5 - VIVRE À SINGAPOUR 1988-1988

Publié le par Sandrine Arlaud

La vie au quotidien et les indispensables

LES VOISINES

Pince à bambou, Zheng Gu Shui, Baume du Tigre

Dès notre arrivée, je fais la connaissance des voisines, les épouses des enseignants. Kumari me recommande d’acheter les mêmes produits ménagers et les mêmes ustensiles de cuisine que les siens. Sur ses conseils, j’achète des pinces à linge à bambou. C’est quoi ?! Une pince à l’ouverture suffisamment large pour attacher le linge mouillé sur les bambous fixés aux murs de la loggia du premier étage. On peut aussi déloger les bambous, y enfiler les T-shirts, les robes, les chemises par les manches et reloger les bambous à leur place. Quinze ans plus tard, mon neveu de 16 ans, montrant mes pinces à linge à bambou à des copains, s’exclamera : Je n’ai jamais vu nulle part ailleurs que chez ma tante des pinces à linge pareilles ! Kumari a deux très jeunes enfants qui ne lui permettront pas de me suivre dans mon exploration de l’île. Elle et son mari ont fui la guerre au Sri Lanka. Une guerre sans fin. Je vais souvent chez Kumari, elle me raconte avec nostalgie son Sri Lanka devant le plat de son pays qu’elle nous a cuisiné. Comme le fera, trente ans plus tard, Jelina qui a fui le Sri Lanka toujours en guerre, à qui j’enseignerai le français dans le cadre de mon travail humanitaire en ONG.
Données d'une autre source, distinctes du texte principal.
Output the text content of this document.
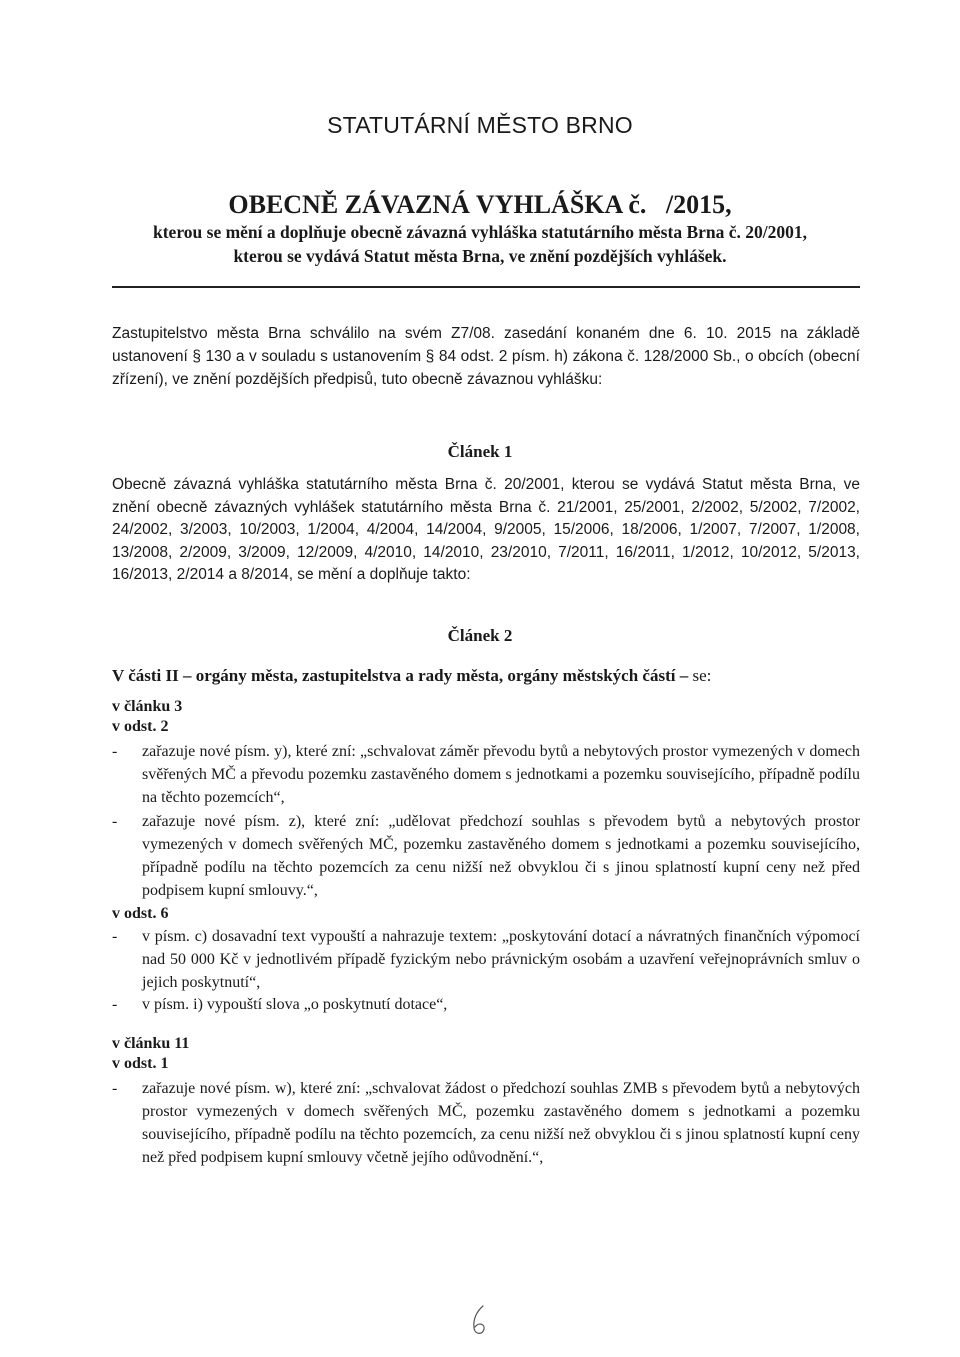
STATUTÁRNÍ MĚSTO BRNO
OBECNĚ ZÁVAZNÁ VYHLÁŠKA č.   /2015,
kterou se mění a doplňuje obecně závazná vyhláška statutárního města Brna č. 20/2001,
kterou se vydává Statut města Brna, ve znění pozdějších vyhlášek.
Zastupitelstvo města Brna schválilo na svém Z7/08. zasedání konaném dne 6. 10. 2015 na základě ustanovení § 130 a v souladu s ustanovením § 84 odst. 2 písm. h) zákona č. 128/2000 Sb., o obcích (obecní zřízení), ve znění pozdějších předpisů, tuto obecně závaznou vyhlášku:
Článek 1
Obecně závazná vyhláška statutárního města Brna č. 20/2001, kterou se vydává Statut města Brna, ve znění obecně závazných vyhlášek statutárního města Brna č. 21/2001, 25/2001, 2/2002, 5/2002, 7/2002, 24/2002, 3/2003, 10/2003, 1/2004, 4/2004, 14/2004, 9/2005, 15/2006, 18/2006, 1/2007, 7/2007, 1/2008, 13/2008, 2/2009, 3/2009, 12/2009, 4/2010, 14/2010, 23/2010, 7/2011, 16/2011, 1/2012, 10/2012, 5/2013, 16/2013, 2/2014 a 8/2014, se mění a doplňuje takto:
Článek 2
V části II – orgány města, zastupitelstva a rady města, orgány městských částí – se:
v článku 3
v odst. 2
-	zařazuje nové písm. y), které zní: „schvalovat záměr převodu bytů a nebytových prostor vymezených v domech svěřených MČ a převodu pozemku zastavěného domem s jednotkami a pozemku souvisejícího, případně podílu na těchto pozemcích“,
-	zařazuje nové písm. z), které zní: „udělovat předchozí souhlas s převodem bytů a nebytových prostor vymezených v domech svěřených MČ, pozemku zastavěného domem s jednotkami a pozemku souvisejícího, případně podílu na těchto pozemcích za cenu nižší než obvyklou či s jinou splatností kupní ceny než před podpisem kupní smlouvy.“,
v odst. 6
-	v písm. c) dosavadní text vypouští a nahrazuje textem: „poskytování dotací a návratných finančních výpomocí nad 50 000 Kč v jednotlivém případě fyzickým nebo právnickým osobám a uzavření veřejnoprávních smluv o jejich poskytnutí“,
-	v písm. i) vypouští slova „o poskytnutí dotace“,
v článku 11
v odst. 1
-	zařazuje nové písm. w), které zní: „schvalovat žádost o předchozí souhlas ZMB s převodem bytů a nebytových prostor vymezených v domech svěřených MČ, pozemku zastavěného domem s jednotkami a pozemku souvisejícího, případně podílu na těchto pozemcích, za cenu nižší než obvyklou či s jinou splatností kupní ceny než před podpisem kupní smlouvy včetně jejího odůvodnění.“,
Janet, dès le premier jour, m’apporte sa bouilloire et insiste pour que je la garde, alors que j’en ai une et me recommande vivement de m’acheter un cuiseur de riz japonais. Je l’ai toujours et il marche encore après 35 ans de service ! Elle me conseille l’utilisation sans limite du Zheng Gu Shui (lotion analgésique en cas de contusions) et du Baume du Tigre (onguent soulageant, entre autres, maux de tête et piqûres de moustiques). Je les utilise toujours. Mariée, Janet a deux enfants elle aussi. Chinois, ils viennent d’Australie. Janet a beaucoup plus de liberté. Une fois les enfants ramassés par le School Bus, nous partons ensemble à l’assaut de la ville. Janet m’emmènera dans tous les endroits possibles où on peut encore trouver l’authenticité de la ville chinoise.

Ma voisine américaine, Loren, écrivain, professeur d’anglais, fréquente les hauts lieux de l’expatriation. Je la suis une seule fois. Ce n’est pas un milieu pour moi.

Quant à Ingrid, ma voisine allemande, elle a beaucoup d’enfants, je ne suis pas certaine de savoir combien. La dernière, qui a quatre ans, est pendue au sein de sa mère pendant tout le temps de nos conversations.

- Tu vois, m’assène-t-elle à plusieurs reprises, elle a bien compris qu'elle devait me convaincre, pas besoin de pilule, c’est simple, naturel et tellement bon pour l’enfant !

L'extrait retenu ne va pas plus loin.